First, start by figuring out the species of the original wood. Older homes can be harder to determine, so it’s recommended you call a flooring specialist as they would be able to provide you with all the details. With any luck, they will be red oak as they are the easiest to match. 


Once you’ve established the type of wood, reach out to local flooring stores to see if they carry that species or something close to it. If your current floors are young enough, it’s possible you might be able to get the same brand and product. You will also want to ensure the profile (thickness) of the new flooring will line up with the existing. It’s best to go with a thicker product as it will be sanded down to blend the two floors for a flush profile. 

You don’t need to have the exact species of wood, it’s just ideal.  Having the new wood sit higher when laid down is crucial for finishing and sanding purposes. You will also want to find boards with similar widths. Older hardwood is usually about 1 ½  inches, whereas newer hardwood is about 2 ¾ - so unless you know a very skilled carpenter, it’s best to get as close to the size of the original as possible. 


If your efforts come up short on matching the existing flooring (as best you can), and you still want to keep the old floors - it’s possible!

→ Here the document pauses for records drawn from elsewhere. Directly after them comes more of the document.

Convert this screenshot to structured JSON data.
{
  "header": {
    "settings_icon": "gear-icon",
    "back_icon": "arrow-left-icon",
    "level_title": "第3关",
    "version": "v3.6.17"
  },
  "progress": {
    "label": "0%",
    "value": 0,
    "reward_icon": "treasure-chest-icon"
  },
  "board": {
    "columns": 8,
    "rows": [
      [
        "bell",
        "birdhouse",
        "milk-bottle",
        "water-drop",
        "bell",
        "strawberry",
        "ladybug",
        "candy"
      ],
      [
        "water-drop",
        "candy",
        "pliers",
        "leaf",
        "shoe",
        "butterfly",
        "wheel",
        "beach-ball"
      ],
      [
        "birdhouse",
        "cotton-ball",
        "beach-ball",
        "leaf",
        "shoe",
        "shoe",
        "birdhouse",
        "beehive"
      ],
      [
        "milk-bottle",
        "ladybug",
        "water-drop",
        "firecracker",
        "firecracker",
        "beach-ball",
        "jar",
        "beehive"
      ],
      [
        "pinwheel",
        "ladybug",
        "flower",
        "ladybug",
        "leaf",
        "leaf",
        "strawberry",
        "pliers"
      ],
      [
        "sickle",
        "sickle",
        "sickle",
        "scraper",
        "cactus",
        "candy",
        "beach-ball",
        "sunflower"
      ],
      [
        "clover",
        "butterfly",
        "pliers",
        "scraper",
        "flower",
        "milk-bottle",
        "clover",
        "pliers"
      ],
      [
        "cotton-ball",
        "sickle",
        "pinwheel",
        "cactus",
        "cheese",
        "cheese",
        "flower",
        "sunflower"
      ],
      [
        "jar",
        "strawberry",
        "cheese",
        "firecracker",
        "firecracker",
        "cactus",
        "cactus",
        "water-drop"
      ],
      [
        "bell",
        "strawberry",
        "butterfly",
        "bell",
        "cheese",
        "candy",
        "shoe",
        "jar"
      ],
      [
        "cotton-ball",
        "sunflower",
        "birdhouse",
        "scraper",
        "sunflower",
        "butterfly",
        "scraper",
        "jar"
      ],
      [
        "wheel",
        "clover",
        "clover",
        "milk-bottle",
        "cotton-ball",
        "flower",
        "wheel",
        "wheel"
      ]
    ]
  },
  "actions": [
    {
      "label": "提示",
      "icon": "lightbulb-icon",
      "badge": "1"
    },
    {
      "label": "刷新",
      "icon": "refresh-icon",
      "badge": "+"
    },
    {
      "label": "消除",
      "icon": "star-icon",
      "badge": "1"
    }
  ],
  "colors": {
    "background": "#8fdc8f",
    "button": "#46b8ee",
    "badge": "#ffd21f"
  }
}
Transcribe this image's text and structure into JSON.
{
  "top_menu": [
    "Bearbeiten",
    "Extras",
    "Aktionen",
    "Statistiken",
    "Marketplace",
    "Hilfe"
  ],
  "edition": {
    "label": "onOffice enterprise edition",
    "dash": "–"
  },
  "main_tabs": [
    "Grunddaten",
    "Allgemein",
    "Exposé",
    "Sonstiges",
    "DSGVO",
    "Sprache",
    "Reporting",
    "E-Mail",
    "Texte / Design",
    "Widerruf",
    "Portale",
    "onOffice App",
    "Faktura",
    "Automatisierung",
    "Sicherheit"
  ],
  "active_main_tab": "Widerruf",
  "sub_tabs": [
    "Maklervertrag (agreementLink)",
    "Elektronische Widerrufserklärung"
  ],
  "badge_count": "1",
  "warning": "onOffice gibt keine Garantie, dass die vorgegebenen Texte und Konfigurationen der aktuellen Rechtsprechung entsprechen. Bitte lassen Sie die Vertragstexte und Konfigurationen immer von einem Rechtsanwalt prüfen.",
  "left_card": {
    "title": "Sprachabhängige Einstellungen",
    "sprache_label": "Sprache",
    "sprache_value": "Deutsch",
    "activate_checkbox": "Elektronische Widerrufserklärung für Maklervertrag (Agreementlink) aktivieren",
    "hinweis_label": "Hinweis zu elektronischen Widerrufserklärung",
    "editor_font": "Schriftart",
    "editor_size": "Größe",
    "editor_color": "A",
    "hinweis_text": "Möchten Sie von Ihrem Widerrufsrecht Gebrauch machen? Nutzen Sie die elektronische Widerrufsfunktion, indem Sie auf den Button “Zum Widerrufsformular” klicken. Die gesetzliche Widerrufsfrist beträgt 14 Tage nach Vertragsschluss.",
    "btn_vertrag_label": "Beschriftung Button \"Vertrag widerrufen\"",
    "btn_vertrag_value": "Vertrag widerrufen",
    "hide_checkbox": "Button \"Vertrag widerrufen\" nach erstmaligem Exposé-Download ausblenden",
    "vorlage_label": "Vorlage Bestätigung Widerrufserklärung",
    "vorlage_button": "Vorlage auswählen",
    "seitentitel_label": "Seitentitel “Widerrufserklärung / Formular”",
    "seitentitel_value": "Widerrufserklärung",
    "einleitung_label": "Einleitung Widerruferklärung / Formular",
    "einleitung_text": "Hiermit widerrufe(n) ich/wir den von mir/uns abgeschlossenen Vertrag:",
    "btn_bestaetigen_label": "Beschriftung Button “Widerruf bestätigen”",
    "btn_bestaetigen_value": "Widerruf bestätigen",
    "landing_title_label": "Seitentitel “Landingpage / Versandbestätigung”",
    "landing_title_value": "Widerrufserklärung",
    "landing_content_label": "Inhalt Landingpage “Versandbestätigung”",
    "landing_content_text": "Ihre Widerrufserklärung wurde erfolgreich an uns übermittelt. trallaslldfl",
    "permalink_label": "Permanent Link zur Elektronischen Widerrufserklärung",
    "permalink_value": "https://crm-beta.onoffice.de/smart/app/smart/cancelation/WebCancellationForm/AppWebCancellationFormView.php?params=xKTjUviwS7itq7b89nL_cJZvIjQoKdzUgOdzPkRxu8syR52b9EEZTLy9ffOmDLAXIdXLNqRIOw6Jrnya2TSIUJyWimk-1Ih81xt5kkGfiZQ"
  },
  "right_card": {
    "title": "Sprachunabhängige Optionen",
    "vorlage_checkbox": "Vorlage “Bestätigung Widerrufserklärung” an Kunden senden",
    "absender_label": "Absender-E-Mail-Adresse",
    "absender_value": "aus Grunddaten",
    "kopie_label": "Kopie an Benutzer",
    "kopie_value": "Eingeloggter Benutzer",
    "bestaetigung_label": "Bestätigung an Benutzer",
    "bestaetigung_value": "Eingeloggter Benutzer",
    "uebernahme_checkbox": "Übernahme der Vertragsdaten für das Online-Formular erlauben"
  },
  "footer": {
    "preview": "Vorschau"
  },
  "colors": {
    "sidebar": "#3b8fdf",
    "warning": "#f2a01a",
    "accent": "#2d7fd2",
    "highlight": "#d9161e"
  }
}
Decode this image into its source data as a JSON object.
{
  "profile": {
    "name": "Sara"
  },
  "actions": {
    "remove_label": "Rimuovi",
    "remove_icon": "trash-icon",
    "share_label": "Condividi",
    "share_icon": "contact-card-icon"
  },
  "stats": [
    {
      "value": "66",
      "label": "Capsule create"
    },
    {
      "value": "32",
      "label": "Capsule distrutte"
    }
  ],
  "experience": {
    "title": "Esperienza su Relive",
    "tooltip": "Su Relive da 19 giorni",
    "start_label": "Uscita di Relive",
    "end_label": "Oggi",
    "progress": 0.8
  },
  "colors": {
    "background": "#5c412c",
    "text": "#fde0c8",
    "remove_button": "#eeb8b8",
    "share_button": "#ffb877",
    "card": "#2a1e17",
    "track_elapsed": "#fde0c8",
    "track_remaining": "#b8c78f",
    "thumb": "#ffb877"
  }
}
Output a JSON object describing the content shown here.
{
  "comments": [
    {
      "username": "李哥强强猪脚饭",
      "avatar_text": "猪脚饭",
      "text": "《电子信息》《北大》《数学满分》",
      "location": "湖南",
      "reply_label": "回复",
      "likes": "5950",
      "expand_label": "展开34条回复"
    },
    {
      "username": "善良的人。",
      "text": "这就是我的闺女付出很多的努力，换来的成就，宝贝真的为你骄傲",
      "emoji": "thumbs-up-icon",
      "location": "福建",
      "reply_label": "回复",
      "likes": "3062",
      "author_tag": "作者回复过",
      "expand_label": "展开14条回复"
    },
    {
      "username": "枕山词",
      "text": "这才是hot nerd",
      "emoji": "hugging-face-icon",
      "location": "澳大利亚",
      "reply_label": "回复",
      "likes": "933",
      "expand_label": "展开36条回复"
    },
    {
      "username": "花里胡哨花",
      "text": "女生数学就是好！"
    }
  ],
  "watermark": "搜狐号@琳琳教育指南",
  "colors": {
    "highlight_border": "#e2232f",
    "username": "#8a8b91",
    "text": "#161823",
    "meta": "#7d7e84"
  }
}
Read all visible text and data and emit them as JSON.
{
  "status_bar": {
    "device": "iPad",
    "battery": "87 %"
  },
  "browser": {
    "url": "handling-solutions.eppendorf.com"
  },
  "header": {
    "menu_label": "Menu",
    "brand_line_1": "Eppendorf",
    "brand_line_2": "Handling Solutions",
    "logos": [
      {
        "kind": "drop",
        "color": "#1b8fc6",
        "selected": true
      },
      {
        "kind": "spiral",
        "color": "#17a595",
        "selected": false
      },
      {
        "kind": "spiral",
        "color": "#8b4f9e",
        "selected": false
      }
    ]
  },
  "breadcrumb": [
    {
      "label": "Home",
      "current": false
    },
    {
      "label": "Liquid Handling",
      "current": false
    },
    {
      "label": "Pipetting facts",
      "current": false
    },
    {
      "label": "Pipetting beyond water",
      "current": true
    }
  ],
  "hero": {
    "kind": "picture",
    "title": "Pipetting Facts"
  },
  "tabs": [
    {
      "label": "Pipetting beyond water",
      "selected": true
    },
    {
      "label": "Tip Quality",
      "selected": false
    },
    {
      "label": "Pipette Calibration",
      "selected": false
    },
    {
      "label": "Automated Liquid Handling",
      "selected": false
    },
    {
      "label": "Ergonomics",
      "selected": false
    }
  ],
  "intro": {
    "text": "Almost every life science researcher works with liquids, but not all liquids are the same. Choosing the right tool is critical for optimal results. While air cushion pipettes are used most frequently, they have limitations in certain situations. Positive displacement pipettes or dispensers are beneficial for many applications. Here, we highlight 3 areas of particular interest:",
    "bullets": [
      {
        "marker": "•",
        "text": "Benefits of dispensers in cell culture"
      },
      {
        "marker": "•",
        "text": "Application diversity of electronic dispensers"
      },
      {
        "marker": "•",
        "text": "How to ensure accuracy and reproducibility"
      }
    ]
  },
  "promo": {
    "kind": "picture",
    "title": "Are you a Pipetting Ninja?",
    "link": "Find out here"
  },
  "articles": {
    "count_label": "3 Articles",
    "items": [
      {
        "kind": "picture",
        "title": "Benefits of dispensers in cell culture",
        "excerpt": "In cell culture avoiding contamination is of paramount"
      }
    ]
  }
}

Some houses are actually using completely different woods to give it an intentional difference. When transitioning between types of flooring, you will want to use reducers - which are strips used to help level out different heights and create seamless transitions. 

Once the new floor has been laid, it’s time for sanding and staining.  With staining, you can either try and match the new floors to the old - keeping in mind over time wood will typically darken. Or, you can sand the old floors down at the same time and refinish the whole room.